Filmi izledikten sonra, bir de bu kadar derin haberleri duyunca insan benim de bir dublörüm olsa idi ne güzel olurdu deyiveriyor. O kadar çok sıkıldığım gitmek istemediğim yerler oluyor ki, bir tane de bende olsa gönderirim sağa sola. Öyle gazete ekmek aldırmaya değil tabi ki ama çok daraldığım, çevremdeki insanları öldüresimin geldiği yerlere gönderirdim. Mesela düğünler arkadaş, çocukluğumdan beri cinnet geçirircesine sinirlendiğim abullabut şahsiyetli akrabalara eğitim durumumu izah etmeye çalıştığım bu toplama kampına götürülesice kalabalıklar beni çileden çıkartıyor. Ama artık gitmiyorum sikerim küserlerse de küssünler. Ondan başka devlet daireleri ve hastanelere kesin gönderirim. Büyük ihtimal üniversiteye de hep onu gönderirdim. Üniversiteden ne öğrendim ki?
Benzer mantıklı pek çok hikaye ve film var. İşin biraz daha gündelik hayatta kullanıldığı ve geleceğin dünyasından bizlere kesitler sunan bir film olan "surrogates" izlenilebilir. Benim istediklerimi ben dahil çevremdeki herkes yaparsa herhalde bu dediğim filmdeki ortam cereyan eder. Yok ben kitap okuyayım diyorsanız filmimize ilham olan kitap “saddamın oğluydum” okunabilir tabi bulabilirseniz.
Peki tüm bu anlattıklarımız dünyadaki olayları nasıl değiştirdi ya da bu dublör meseleleri olmazsa olur muydu? İşte bunlar gizemini her daim koruyacak ama şu bir gerçek ki ırak halkının özgürlüğe felan kavuştuğu yok.

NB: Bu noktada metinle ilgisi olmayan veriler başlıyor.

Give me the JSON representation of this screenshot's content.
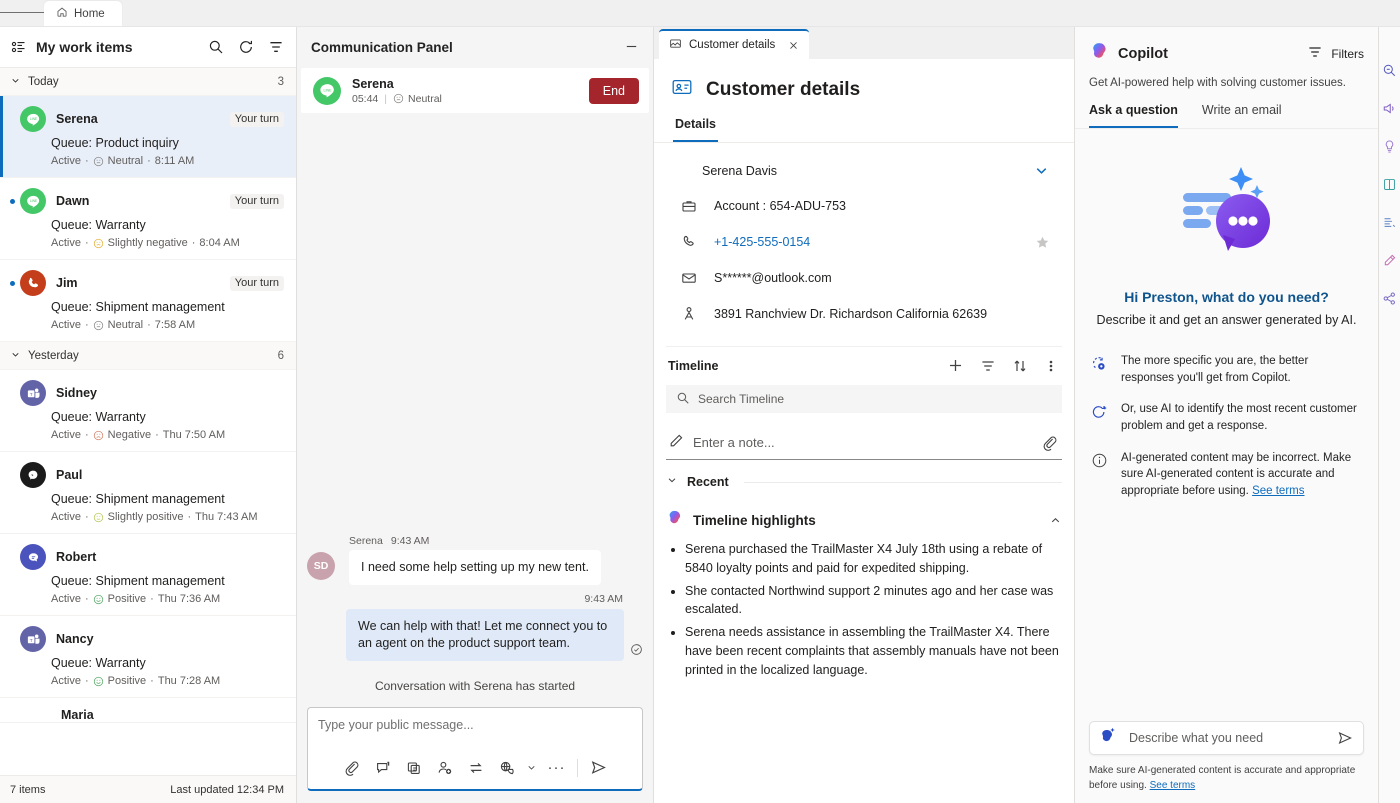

Orada yaşayan (gidip gelen) bir komşumuz var kendileri Kerküklü Türkmenler, yöreyi ve oynanan oyunları çok iyi gözlemleyebiliyorlar. Dediklerine göre saddam zamanındaki pek rahat olmayan hayatları şimdi daha da kötü bir hale gelmiş. Neredeyse her gün ırak'ın bir çarşısında canlı bombaların patlatıldığını ve en az 50 kişinin bu saldırılar sonunda öldüğünü veya sakat kaldığını söylüyorlar. Belki de saddamın planları işe yaradı kendisi ve ailesi asla yakalanmadı. Yakalanmadı da iyi mi oldu amına koyuyum noldu gitti tüm güç kuvvet. Onca insan basit planlar yüzünden mahvoldu, dublörünüzü de gerçeğinizi de büyük planlarınızı da new world order'ınızı da ananızı da avradınızı da sikeyim. Ama ben değil dublörlerim.
Açık söylemek gerekirse filmdeki hikaye birincil ağızdan gelen bilgiler ışığında oluşturulmuş olmasına rağmen ben ilk başta inanmadım ama bu uday denilen adamın internette öyle videoları var ki onları izledikten sonra olabilir dedim.